Important Books Series
The first book is I Am Charlotte Simmons. Written by Tom Wolfe, published in 2004, the book is a 700+ plus page fictitious work examining the current state of the (elite) American university. Wolfe examines American undergraduate life through the country-bumpkin character of Charlotte Simmons who matriculates at fictional DuPont University, which smells and looks a great deal like Duke University. In fact, let's just cut to the chase: the book is basically about Duke University, albeit with some ideas and experiences Wolfe culled from other universities. Yes, to write this book, he actually went to a number of schools--Duke, Michigan, and others--and lived with students to get a feel for their world. The resulting portrait is quite accurate, if a bit sexualized.
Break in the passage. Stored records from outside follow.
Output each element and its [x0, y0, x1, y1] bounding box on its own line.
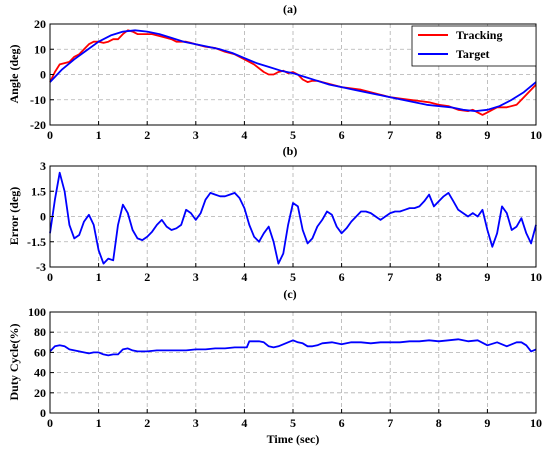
panel-c-ytick-label: 60: [34, 345, 46, 359]
panel-a-ylabel: Angle (deg): [7, 45, 21, 104]
panel-a-angle: (a) Angle (deg) 0 1 2 3 4 5 6 7 8 9 1020100-10-20 …: [7, 2, 542, 142]
legend-label-tracking: Tracking: [456, 28, 502, 42]
panel-b-error: (b) Error (deg) 0 1 2 3 4 5 6 7 8 9 10 3 1.5 0 -1.5 -3: [7, 144, 542, 284]
panel-b-xtick-label: 6: [339, 270, 345, 284]
panel-a-xtick-label: 3: [193, 128, 199, 142]
panel-c-title: (c): [283, 287, 296, 301]
panel-b-xtick-label: 0: [47, 270, 53, 284]
panel-a-series-target: [49, 29, 537, 112]
panel-a-ytick-label: 10: [34, 42, 46, 56]
panel-a-xtick-label: 7: [387, 128, 393, 142]
panel-a-title: (a): [283, 2, 297, 16]
panel-b-xtick-label: 9: [484, 270, 490, 284]
panel-b-ylabel: Error (deg): [7, 187, 21, 246]
panel-a-ytick-label: 20: [34, 17, 46, 31]
panel-b-xtick-label: 3: [193, 270, 199, 284]
panel-a-xtick-label: 2: [144, 128, 150, 142]
panel-b-ytick-label: 0: [40, 210, 46, 224]
panel-b-xtick-label: 1: [96, 270, 102, 284]
panel-c-ytick-label: 20: [34, 386, 46, 400]
panel-c-xtick-label: 0: [47, 416, 53, 430]
panel-c-xlabel: Time (sec): [267, 432, 320, 446]
panel-a-xtick-label: 6: [339, 128, 345, 142]
panel-a-xtick-label: 9: [484, 128, 490, 142]
panel-c-xtick-label: 3: [193, 416, 199, 430]
panel-a-xtick-label: 1: [96, 128, 102, 142]
panel-c-xtick-label: 9: [484, 416, 490, 430]
panel-b-xtick-label: 8: [436, 270, 442, 284]
panel-b-ytick-label: -3: [36, 260, 46, 274]
panel-b-ytick-label: -1.5: [27, 235, 46, 249]
panel-c-ytick-label: 80: [34, 325, 46, 339]
panel-c-ytick-label: 40: [34, 366, 46, 380]
panel-a-xtick-label: 8: [436, 128, 442, 142]
legend-label-target: Target: [456, 47, 490, 61]
panel-c-ylabel: Duty Cycle(%): [7, 324, 21, 401]
panel-b-xtick-label: 7: [387, 270, 393, 284]
panel-a-xtick-label: 0: [47, 128, 53, 142]
panel-b-xtick-label: 4: [241, 270, 247, 284]
panel-b-xtick-label: 2: [144, 270, 150, 284]
panel-a-ytick-label: 0: [40, 68, 46, 82]
panel-b-series-line: [49, 171, 537, 265]
panel-a-xtick-label: 4: [241, 128, 247, 142]
panel-a-xtick-label: 10: [530, 128, 542, 142]
panel-c-xtick-label: 2: [144, 416, 150, 430]
panel-c-duty-cycle: (c) Duty Cycle(%) 0 1 2 3 4 5 6 7 8 9 10 100 80 60 40 2…: [7, 287, 542, 446]
panel-c-xtick-label: 4: [241, 416, 247, 430]
panel-c-series-line: [49, 338, 537, 357]
panel-b-ytick-label: 1.5: [31, 184, 46, 198]
panel-b-xtick-label: 10: [530, 270, 542, 284]
panel-c-xtick-label: 10: [530, 416, 542, 430]
panel-a-legend: Tracking Target: [411, 25, 537, 67]
panel-a-series-tracking: [49, 29, 537, 116]
panel-b-ytick-label: 3: [40, 159, 46, 173]
panel-a-ytick-label: -20: [30, 118, 46, 132]
panel-c-xtick-label: 1: [96, 416, 102, 430]
panel-a-ytick-label: -10: [30, 93, 46, 107]
panel-c-ytick-label: 100: [28, 305, 46, 319]
panel-a-xtick-label: 5: [290, 128, 296, 142]
panel-c-ytick-label: 0: [40, 406, 46, 420]
panel-c-xtick-label: 7: [387, 416, 393, 430]
panel-b-xtick-label: 5: [290, 270, 296, 284]
panel-c-xtick-label: 8: [436, 416, 442, 430]
panel-c-xtick-label: 6: [339, 416, 345, 430]
panel-c-xtick-label: 5: [290, 416, 296, 430]
panel-b-title: (b): [283, 144, 298, 158]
That last line should catch your attention, because if you know anything about coed life, it's that it is sexually oriented in this day and age. However, even in an age drenched in sex, Wolfe overdoes it a bit. He makes it the motivating principle of nearly everything and everyone at college. While many students are driven by lust at college, not everyone is a frat boy or sorority girl. Many, in fact, are not. Wolfe portrays three of his four major characters--a jock, a geek, and a cool frat boy--as motivated almost exclusively by sex. I would agree that all of these stereotyped characters would in real life by sexually interested, but I do not think that all students represented by these characters are as obsessed with sex as their literary representatives.
With that one caveat, Wolfe nails so much of college life nowadays. As a recent college graduate (how long can you say recent?), I can say that Wolfe has well captured the stronghold liberal ideology has over college campuses, the social pecking order that does predominate at many schools, and the drunken debauchery that fuels the social lives of a good number of students nowadays. One should read Charlotte Simmons to understand what the typical coed's life looks like today. It's not a pretty picture, and there's a good deal of objectionable material, but for those who can read with discernment, the picture is quite revealing. In addition, one can read some rap lyrics penned by our very own Mr. Wolfe. They are quite hilarious.
I Am Charlotte Simmons is entertaining, insightful, and generally on the mark. It's over-sexualized, but it makes a powerful point: the postmodern student enters a world dominated by darkness in matriculating at academically excellent institutions nowadays. Where is the church in all this? Indeed, perhaps the saddest aspect of the whole book was this: Charlotte never meets a Christian. Noone reaches out to her as she spirals into moral ambivalence and worse. Perhaps this is because Wolfe cares little for Christians. Or perhaps it's because Wolfe did not encounter Christians engaging the lost people he met at the universities he visited. If so, this is a tragic thought. How sad that Christians would have their own fellowships and associations, conduct their own Bible studies, and go on their own retreats--and never even get to know a lost person. May it never be so with us, and may we not abandon those all around us who are, like Charlotte, plunging deeper and deeper into sin.